In February 2013, then Taoiseach (prime minister) Enda Kenny apologised to the 10,000 women who had passed through the laundries.
Mr Justice Quirke also recommended the establishment of a memorial garden or museum.
The recommendations were accepted by the government in full and while a redress scheme was opened in June 2013, there has yet to be an official permanent memorial.
What were the Magdalene laundries?
• Originally termed Magdalene Asylums, the first in Ireland was opened in Dublin in 1765, for Protestant girls
• First Catholic home was founded in Cork in 1809
• Envisaged as short-term refuges for "fallen women" they became long-term institutions and penitents were required to work, mostly in laundries on the premises
• They extended to take in unmarried mothers, women with learning difficulties and girls who had been abused
• Between 1922 and 1996 there were 10 such laundries in the Republic of Ireland
• The women worked behind locked doors unable to leave after being admitted and while the laundries were paid, they received no wages
• The congregations that ran them were the Sisters of Our Lady of Charity, the Congregation of the Sisters of Mercy, the Religious Sisters of Charity and the Sisters of the Good Shepherd
Mr Gannon said: "It is only in the last couple of years that we started to develop an understanding of institutional abuse.

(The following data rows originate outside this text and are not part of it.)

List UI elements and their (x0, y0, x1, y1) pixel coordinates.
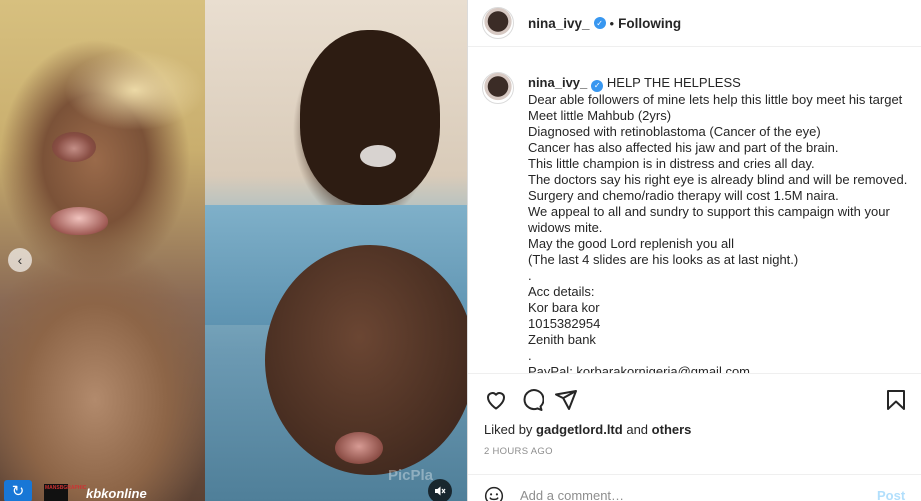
caption-row: nina_ivy_ ✓ HELP THE HELPLESS Dear able f… (482, 60, 914, 373)
media-photo-right (205, 0, 467, 501)
post-header: nina_ivy_ ✓ • Following (468, 0, 921, 47)
post-timestamp[interactable]: 2 HOURS AGO (484, 446, 553, 457)
action-bar (468, 373, 921, 423)
caption-area[interactable]: nina_ivy_ ✓ HELP THE HELPLESS Dear able f… (468, 60, 921, 373)
caption-line: 1015382954 (528, 316, 601, 331)
caption-line: HELP THE HELPLESS (606, 75, 741, 90)
caption-line: Kor bara kor (528, 300, 600, 315)
header-separator: • (609, 15, 615, 31)
comment-icon[interactable] (520, 388, 544, 412)
caption-line: (The last 4 slides are his looks as at l… (528, 252, 799, 267)
likes-prefix: Liked by (484, 422, 533, 437)
caption-line: widows mite. (528, 220, 603, 235)
photo-detail-woman-mouth (360, 145, 396, 167)
post-media[interactable]: PicPla ‹ ↻ MANSBGRAPHIC kbkonline (0, 0, 467, 501)
bookmark-icon[interactable] (884, 388, 908, 412)
speaker-muted-icon (435, 486, 446, 496)
comment-input[interactable] (520, 488, 850, 501)
media-watermark: PicPla (388, 467, 434, 484)
caption-line: This little champion is in distress and … (528, 156, 815, 171)
photo-detail-eye (52, 132, 96, 162)
repost-icon: ↻ (4, 480, 32, 501)
caption-line: Surgery and chemo/radio therapy will cos… (528, 188, 839, 203)
post-sidebar: nina_ivy_ ✓ • Following nina_ivy_ ✓ HELP … (467, 0, 921, 501)
caption-line: The doctors say his right eye is already… (528, 172, 908, 187)
caption-line: Dear able followers of mine lets help th… (528, 92, 903, 107)
verified-badge-icon: ✓ (593, 17, 606, 29)
following-button[interactable]: Following (618, 16, 681, 31)
mute-toggle-button[interactable] (428, 479, 452, 501)
verified-badge-icon: ✓ (591, 80, 604, 92)
caption-line: PayPal: korbarakornigeria@gmail.com (528, 364, 751, 373)
caption-line: May the good Lord replenish you all (528, 236, 734, 251)
caption-line: We appeal to all and sundry to support t… (528, 204, 890, 219)
header-username[interactable]: nina_ivy_ (528, 16, 590, 31)
caption-line: Acc details: (528, 284, 595, 299)
caption-text: nina_ivy_ ✓ HELP THE HELPLESS Dear able f… (528, 75, 908, 373)
caption-line: Meet little Mahbub (2yrs) (528, 108, 672, 123)
previous-slide-button[interactable]: ‹ (8, 248, 32, 272)
emoji-icon[interactable] (484, 486, 504, 501)
likes-summary: Liked by gadgetlord.ltd and others (484, 422, 691, 437)
caption-line: Cancer has also affected his jaw and par… (528, 140, 839, 155)
channel-name-overlay: kbkonline (86, 486, 147, 501)
caption-avatar[interactable] (482, 72, 514, 104)
photo-detail-woman (300, 30, 440, 205)
avatar[interactable] (482, 7, 514, 39)
chevron-left-icon: ‹ (17, 252, 23, 268)
photo-detail-baby-mouth (335, 432, 383, 464)
heart-icon[interactable] (484, 388, 508, 412)
caption-line: . (528, 268, 532, 283)
caption-line: Zenith bank (528, 332, 596, 347)
caption-line: . (528, 348, 532, 363)
liked-by-user-link[interactable]: gadgetlord.ltd (536, 422, 623, 437)
likes-others-link[interactable]: others (652, 422, 692, 437)
comment-bar: Post (468, 474, 921, 501)
caption-line: Diagnosed with retinoblastoma (Cancer of… (528, 124, 821, 139)
likes-and: and (626, 422, 649, 437)
share-icon[interactable] (554, 388, 578, 412)
media-photo-left (0, 0, 205, 501)
post-comment-button[interactable]: Post (877, 488, 905, 501)
caption-username[interactable]: nina_ivy_ (528, 75, 587, 90)
channel-logo: MANSBGRAPHIC (44, 484, 86, 501)
photo-detail-mouth (50, 207, 108, 235)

"That laundry on Sean McDermott Street is the only one still in state possession, and there is a growing movement that says we need some sort of museum or commemorative centre that can help us understand that particular issue.
"The survivors are all in favour of having a memorial to their suffering, that was a request that was made by the survivors, it is something all survivor groups have been really passionate about," he added.